Big changes are coming to the United States Centers for Disease Control and Prevention, which recently celebrated its 75th anniversary as the nation’s lead public health agency.
CDC director Dr. Rochelle Walensky met with senior leadership at the agency this morning to lay out her plans for overhauling how the agency works. She plans to remake the culture to help the agency move faster when it responds to a public health crisis. She also wants to make it easier for other parts of the government to work with the CDC, and wants to simplify and streamline the website to get rid of overlapping and contradictory public health guidance.
“My goal is a new, public health action-oriented culture at CDC that emphasizes accountability, collaboration, communication, and timeliness. I look forward to working with the incredible people at CDC and our partners to realize the agency’s fullest potential to benefit the health and well-being of all Americans,” Walensky said in a statement on Wednesday.
Staff was notified of the plans by email. More than 12,000 people work at the agency, which is headquartered in Atlanta.
The changes will be aimed at improving the culture and restoring public trust after the agency’s acknowledged missteps in its response to the Covid-19 pandemic.
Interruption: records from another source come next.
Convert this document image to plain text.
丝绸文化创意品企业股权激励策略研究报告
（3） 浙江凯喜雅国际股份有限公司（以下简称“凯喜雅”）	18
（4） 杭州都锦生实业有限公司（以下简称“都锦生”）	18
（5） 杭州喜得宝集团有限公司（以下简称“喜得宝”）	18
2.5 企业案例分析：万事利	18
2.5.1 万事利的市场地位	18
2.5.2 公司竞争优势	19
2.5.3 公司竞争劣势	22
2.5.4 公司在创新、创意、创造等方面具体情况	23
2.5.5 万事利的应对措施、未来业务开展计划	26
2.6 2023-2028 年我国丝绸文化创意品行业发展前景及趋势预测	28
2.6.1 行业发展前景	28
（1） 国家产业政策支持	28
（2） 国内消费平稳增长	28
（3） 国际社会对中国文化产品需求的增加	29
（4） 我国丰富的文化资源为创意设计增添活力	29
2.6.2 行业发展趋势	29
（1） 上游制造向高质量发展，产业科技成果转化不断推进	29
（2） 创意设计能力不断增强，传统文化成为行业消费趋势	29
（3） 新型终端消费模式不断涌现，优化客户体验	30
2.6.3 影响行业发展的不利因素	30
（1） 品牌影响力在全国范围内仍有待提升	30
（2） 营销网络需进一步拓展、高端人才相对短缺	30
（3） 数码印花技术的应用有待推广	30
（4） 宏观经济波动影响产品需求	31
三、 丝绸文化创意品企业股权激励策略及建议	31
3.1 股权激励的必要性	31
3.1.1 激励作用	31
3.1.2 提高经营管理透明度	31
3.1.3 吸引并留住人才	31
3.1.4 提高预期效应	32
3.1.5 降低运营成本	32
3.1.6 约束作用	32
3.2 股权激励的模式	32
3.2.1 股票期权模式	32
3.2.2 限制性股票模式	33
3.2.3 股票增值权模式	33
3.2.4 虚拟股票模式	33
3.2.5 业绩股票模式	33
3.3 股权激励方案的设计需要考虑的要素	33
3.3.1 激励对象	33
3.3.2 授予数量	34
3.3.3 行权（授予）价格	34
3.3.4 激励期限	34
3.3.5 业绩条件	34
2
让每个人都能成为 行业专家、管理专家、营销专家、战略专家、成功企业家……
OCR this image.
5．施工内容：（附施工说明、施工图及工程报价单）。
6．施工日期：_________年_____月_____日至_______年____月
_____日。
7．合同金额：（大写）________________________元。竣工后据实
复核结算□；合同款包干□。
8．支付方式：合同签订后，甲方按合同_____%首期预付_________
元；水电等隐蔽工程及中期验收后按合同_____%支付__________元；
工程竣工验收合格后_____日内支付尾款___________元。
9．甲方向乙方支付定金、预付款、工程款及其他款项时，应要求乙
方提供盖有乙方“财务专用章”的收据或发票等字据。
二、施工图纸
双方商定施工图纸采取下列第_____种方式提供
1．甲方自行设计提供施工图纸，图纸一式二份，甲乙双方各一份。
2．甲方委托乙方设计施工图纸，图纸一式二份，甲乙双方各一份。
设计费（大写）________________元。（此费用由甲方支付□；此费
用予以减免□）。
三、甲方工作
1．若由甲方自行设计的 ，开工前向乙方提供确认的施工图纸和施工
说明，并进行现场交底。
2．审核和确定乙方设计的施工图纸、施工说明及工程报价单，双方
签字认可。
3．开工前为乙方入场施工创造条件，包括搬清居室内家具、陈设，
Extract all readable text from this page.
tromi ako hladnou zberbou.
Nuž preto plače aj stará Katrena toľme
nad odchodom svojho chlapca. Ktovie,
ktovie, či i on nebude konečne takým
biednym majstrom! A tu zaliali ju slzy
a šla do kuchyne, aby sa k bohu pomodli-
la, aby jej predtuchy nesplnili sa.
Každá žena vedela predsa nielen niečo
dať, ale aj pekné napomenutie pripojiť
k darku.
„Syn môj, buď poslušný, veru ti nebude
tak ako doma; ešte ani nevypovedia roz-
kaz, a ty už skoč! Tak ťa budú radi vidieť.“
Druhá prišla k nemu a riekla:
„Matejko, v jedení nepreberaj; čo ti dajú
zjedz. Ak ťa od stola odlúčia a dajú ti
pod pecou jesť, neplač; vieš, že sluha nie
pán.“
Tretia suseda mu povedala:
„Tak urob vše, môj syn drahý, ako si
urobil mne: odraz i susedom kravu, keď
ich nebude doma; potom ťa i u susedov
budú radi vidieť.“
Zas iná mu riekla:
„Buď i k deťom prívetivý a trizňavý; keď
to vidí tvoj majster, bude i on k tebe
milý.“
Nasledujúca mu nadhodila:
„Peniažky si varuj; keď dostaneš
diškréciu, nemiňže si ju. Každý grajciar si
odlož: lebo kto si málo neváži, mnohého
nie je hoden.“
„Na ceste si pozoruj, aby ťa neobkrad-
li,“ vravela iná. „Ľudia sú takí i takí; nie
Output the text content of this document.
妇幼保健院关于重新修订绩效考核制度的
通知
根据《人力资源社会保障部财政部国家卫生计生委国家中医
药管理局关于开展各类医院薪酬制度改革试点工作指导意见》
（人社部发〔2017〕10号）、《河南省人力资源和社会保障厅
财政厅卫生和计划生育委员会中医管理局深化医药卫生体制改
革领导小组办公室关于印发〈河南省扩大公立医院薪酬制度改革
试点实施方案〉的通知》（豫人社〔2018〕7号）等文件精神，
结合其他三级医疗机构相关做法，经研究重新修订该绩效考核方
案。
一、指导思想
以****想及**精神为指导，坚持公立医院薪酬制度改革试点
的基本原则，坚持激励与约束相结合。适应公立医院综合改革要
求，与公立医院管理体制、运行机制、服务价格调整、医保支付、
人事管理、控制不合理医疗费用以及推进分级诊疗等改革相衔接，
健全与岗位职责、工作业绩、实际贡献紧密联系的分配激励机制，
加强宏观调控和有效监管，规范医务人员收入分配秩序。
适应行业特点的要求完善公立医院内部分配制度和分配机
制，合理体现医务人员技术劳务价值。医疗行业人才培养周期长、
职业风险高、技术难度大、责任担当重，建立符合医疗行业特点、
The reforms follow a period of review and introspection at the CDC. In April, Walensky announced Jim Macrae, an administrator at the US Department of Health and Human Services, would lead a one-month review of the agency’s Covid-19 response efforts. At the same time, she charged three of her deputies to scrutinize operations and recommend strategic changes. Walensky has been meeting with groups of staff in person as employees return to their office after months of remote work.
The new marching orders come after significant stumbles at the agency in response to the Covid-19 pandemic. The US had little capacity to test for infection during the early months of the pandemic, largely because the agency released a flawed test to public health laboratories. That kept the nation blind, for months, to the extent of the virus’s spread.
The agency has also been criticized throughout the pandemic for issuing public health guidance that some saw as confusing and ineffective. Many also felt it wasn’t moving fast enough to respond.
“For 75 years, CDC and public health have been preparing for Covid-19, and in our big moment, our performance did not reliably meet expectations,” Walensky acknowledged in her statement.
Walensky will bring in former HHS Deputy Secretary Mary Wakefield to the CDC to oversee the reorganization.
Among the key moves announced today, the Division of Laboratory Science and the Office of Sciences will now report directly to the CDC director, a shift aimed at making them more accountable and speeding the results of their work to the public.